Эти темы до сих пор чрезвычайно популярны в историографии Западного фронта. В русистике первые шаги в этом направлении были сделаны Мелиссой Стокдейл. В статье, опубликованной в ведущем американском историческом журнале, она рассмотрела тему женского патриотизма и перспективы обретения полного гражданства теми, кто его не имел (19). Война, пишет М. Стокдейл, предоставила такую возможность и женщинам, которые выполняли патриотический долг и жертвовали собой для родины наравне с мужчинами (19, c. 82).
К российскому материалу пока не была применена актуальная для историографии Западного фронта проблематика «национализации фемининности» (разные аспекты включения женщин в публичную сферу и государственное строительство). Зато была исследована проблема «национализации маскулинности» в России первой четверти ХХ в. (18). Монография американского историка Дж. Санборна имеет исключительное значение для понимания места Первой мировой войны в истории России, но практически неизвестна нашим специалистам. Между тем в этом серьезном и глубоком исследовании национально-государственного строительства в России вскрыт механизм формирования солдата-гражданина в эпоху национализма, показана роль гендерных концептов семьи, родства, братства в создании нации. В центре внимания автора находится армия, которая в условиях всеобщей воинской повинности, а затем тотальной войны играла ведущую роль в сплочении нации. Насилие, по убеждению Санборна, является главной, можно сказать, системной чертой нации (и национализма). Насилие, как военное, так и государственное, тесно увязывается Санборном с процессом выковывания в огне войн и революций начала ХХ в. идеала «настоящего мужчины».

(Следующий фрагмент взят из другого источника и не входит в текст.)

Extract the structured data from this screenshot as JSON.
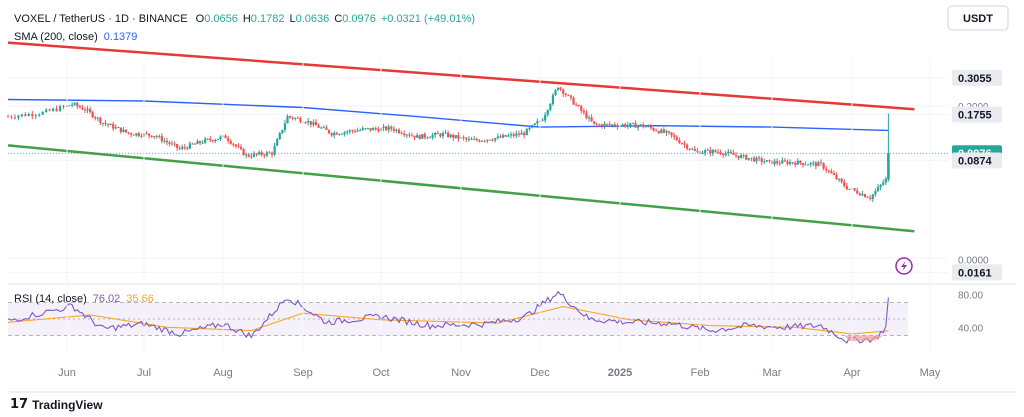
{
  "header": {
    "symbol": "VOXEL / TetherUS · 1D · BINANCE",
    "o_label": "O",
    "o_value": "0.0656",
    "h_label": "H",
    "h_value": "0.1782",
    "l_label": "L",
    "l_value": "0.0636",
    "c_label": "C",
    "c_value": "0.0976",
    "change": "+0.0321 (+49.01%)",
    "sma_label": "SMA (200, close)",
    "sma_value": "0.1379",
    "currency_button": "USDT"
  },
  "rsi_header": {
    "label": "RSI (14, close)",
    "rsi_value": "76.02",
    "ma_value": "35.66"
  },
  "colors": {
    "up": "#26a69a",
    "down": "#ef5350",
    "sma": "#2962ff",
    "channel_top": "#e53935",
    "channel_bottom": "#43a047",
    "rsi_line": "#7e57c2",
    "rsi_ma": "#f9a825",
    "price_badge": "#26a69a",
    "reversal_icon": "#9c27b0"
  },
  "chart_data": {
    "type": "candlestick",
    "symbol": "VOXEL / TetherUS",
    "interval": "1D",
    "exchange": "BINANCE",
    "time_axis": [
      "Jun",
      "Jul",
      "Aug",
      "Sep",
      "Oct",
      "Nov",
      "Dec",
      "2025",
      "Feb",
      "Mar",
      "Apr",
      "May"
    ],
    "price_axis_ticks": [
      "0.3055",
      "0.2000",
      "0.1755",
      "0.0976",
      "0.0874",
      "0.0161",
      "0.0000"
    ],
    "price_scale": "log",
    "price_labels": [
      {
        "value": "0.3055",
        "style": "boxed"
      },
      {
        "value": "0.1755",
        "style": "boxed"
      },
      {
        "value": "0.0976",
        "style": "current"
      },
      {
        "value": "0.0874",
        "style": "boxed"
      },
      {
        "value": "0.0161",
        "style": "boxed"
      }
    ],
    "ohlc_last": {
      "open": 0.0656,
      "high": 0.1782,
      "low": 0.0636,
      "close": 0.0976,
      "change": 0.0321,
      "change_pct": 49.01
    },
    "close_path": [
      [
        "2024-05-15",
        0.17
      ],
      [
        "2024-05-25",
        0.18
      ],
      [
        "2024-06-03",
        0.205
      ],
      [
        "2024-06-08",
        0.19
      ],
      [
        "2024-06-15",
        0.155
      ],
      [
        "2024-06-25",
        0.132
      ],
      [
        "2024-07-05",
        0.128
      ],
      [
        "2024-07-15",
        0.104
      ],
      [
        "2024-07-25",
        0.118
      ],
      [
        "2024-08-02",
        0.125
      ],
      [
        "2024-08-10",
        0.094
      ],
      [
        "2024-08-20",
        0.098
      ],
      [
        "2024-08-26",
        0.17
      ],
      [
        "2024-09-02",
        0.16
      ],
      [
        "2024-09-12",
        0.132
      ],
      [
        "2024-09-25",
        0.14
      ],
      [
        "2024-10-05",
        0.142
      ],
      [
        "2024-10-15",
        0.125
      ],
      [
        "2024-10-25",
        0.13
      ],
      [
        "2024-11-05",
        0.118
      ],
      [
        "2024-11-15",
        0.123
      ],
      [
        "2024-11-25",
        0.132
      ],
      [
        "2024-12-02",
        0.165
      ],
      [
        "2024-12-08",
        0.27
      ],
      [
        "2024-12-14",
        0.21
      ],
      [
        "2024-12-22",
        0.15
      ],
      [
        "2025-01-02",
        0.15
      ],
      [
        "2025-01-10",
        0.148
      ],
      [
        "2025-01-20",
        0.13
      ],
      [
        "2025-01-30",
        0.1
      ],
      [
        "2025-02-08",
        0.1
      ],
      [
        "2025-02-18",
        0.092
      ],
      [
        "2025-02-28",
        0.085
      ],
      [
        "2025-03-10",
        0.085
      ],
      [
        "2025-03-20",
        0.082
      ],
      [
        "2025-03-30",
        0.058
      ],
      [
        "2025-04-08",
        0.05
      ],
      [
        "2025-04-14",
        0.0656
      ],
      [
        "2025-04-15",
        0.0976
      ]
    ],
    "sma_200_path": [
      [
        "2024-05-15",
        0.22
      ],
      [
        "2024-07-01",
        0.215
      ],
      [
        "2024-09-01",
        0.195
      ],
      [
        "2024-10-15",
        0.17
      ],
      [
        "2024-12-01",
        0.145
      ],
      [
        "2025-01-15",
        0.148
      ],
      [
        "2025-03-01",
        0.145
      ],
      [
        "2025-04-15",
        0.1379
      ]
    ],
    "channel_top": {
      "start": [
        "2024-05-15",
        0.52
      ],
      "end": [
        "2025-04-25",
        0.19
      ]
    },
    "channel_bottom": {
      "start": [
        "2024-05-15",
        0.11
      ],
      "end": [
        "2025-04-25",
        0.03
      ]
    },
    "rsi": {
      "period": 14,
      "value": 76.02,
      "ma_value": 35.66,
      "levels": [
        70,
        50,
        30
      ],
      "axis_ticks": [
        "80.00",
        "40.00"
      ],
      "rsi_path": [
        [
          "2024-05-15",
          48
        ],
        [
          "2024-06-03",
          66
        ],
        [
          "2024-06-15",
          38
        ],
        [
          "2024-07-01",
          44
        ],
        [
          "2024-07-15",
          32
        ],
        [
          "2024-08-01",
          44
        ],
        [
          "2024-08-12",
          29
        ],
        [
          "2024-08-26",
          77
        ],
        [
          "2024-09-10",
          46
        ],
        [
          "2024-10-01",
          53
        ],
        [
          "2024-10-20",
          42
        ],
        [
          "2024-11-10",
          44
        ],
        [
          "2024-11-25",
          52
        ],
        [
          "2024-12-08",
          82
        ],
        [
          "2024-12-20",
          50
        ],
        [
          "2025-01-05",
          46
        ],
        [
          "2025-01-20",
          45
        ],
        [
          "2025-02-05",
          36
        ],
        [
          "2025-02-20",
          42
        ],
        [
          "2025-03-05",
          40
        ],
        [
          "2025-03-20",
          42
        ],
        [
          "2025-03-30",
          24
        ],
        [
          "2025-04-10",
          26
        ],
        [
          "2025-04-14",
          40
        ],
        [
          "2025-04-15",
          76
        ]
      ],
      "ma_path": [
        [
          "2024-05-15",
          46
        ],
        [
          "2024-06-10",
          55
        ],
        [
          "2024-07-10",
          40
        ],
        [
          "2024-08-12",
          36
        ],
        [
          "2024-09-01",
          57
        ],
        [
          "2024-10-01",
          49
        ],
        [
          "2024-11-15",
          45
        ],
        [
          "2024-12-10",
          65
        ],
        [
          "2025-01-05",
          49
        ],
        [
          "2025-02-05",
          42
        ],
        [
          "2025-03-10",
          40
        ],
        [
          "2025-04-01",
          32
        ],
        [
          "2025-04-15",
          35.66
        ]
      ]
    }
  },
  "footer": {
    "brand": "TradingView"
  }
}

Тема «гендер, национальная идентичность и война» исследуется зарубежными историками чаще всего на примере катаклизмов начала ХХ в. Тема насилия занимает в этих исследованиях ведущее место. В зарубежной русистике, помимо замечательной книги Санборна, пока имеется лишь одно монографическое исследование такого рода. Это уже упоминавшаяся работа Карен Петроне, посвященная памяти об «империалистической» войне в СССР до 1941 г. В ней переплетаются категории гендера, этничности и класса; концепты героизма, патриотизма, религиозной идентичности анализируются в тесной связи с формированием нового советского идеала мужественности (точнее, множества новых типов советской маскулинности). В книге постоянно фиксируются сходства и различия советского и западноевропейского дискурсов о Великой войне. Автора поразило, насколько открыто и нелицеприятно говорится о насилии на войне в мемуарной литературе советских лет. В мемуарах показано разрушающее воздействие военного насилия на душу и тело человека, наконец, на его мужественность. Петроне отмечает «количество, качество и разнообразие» подходов к теме «германской» войны в советском дискурсе межвоенных лет, глубину проникновения в психический и физический мир солдата, серьезность анализа «лица войны» (15, c. 199).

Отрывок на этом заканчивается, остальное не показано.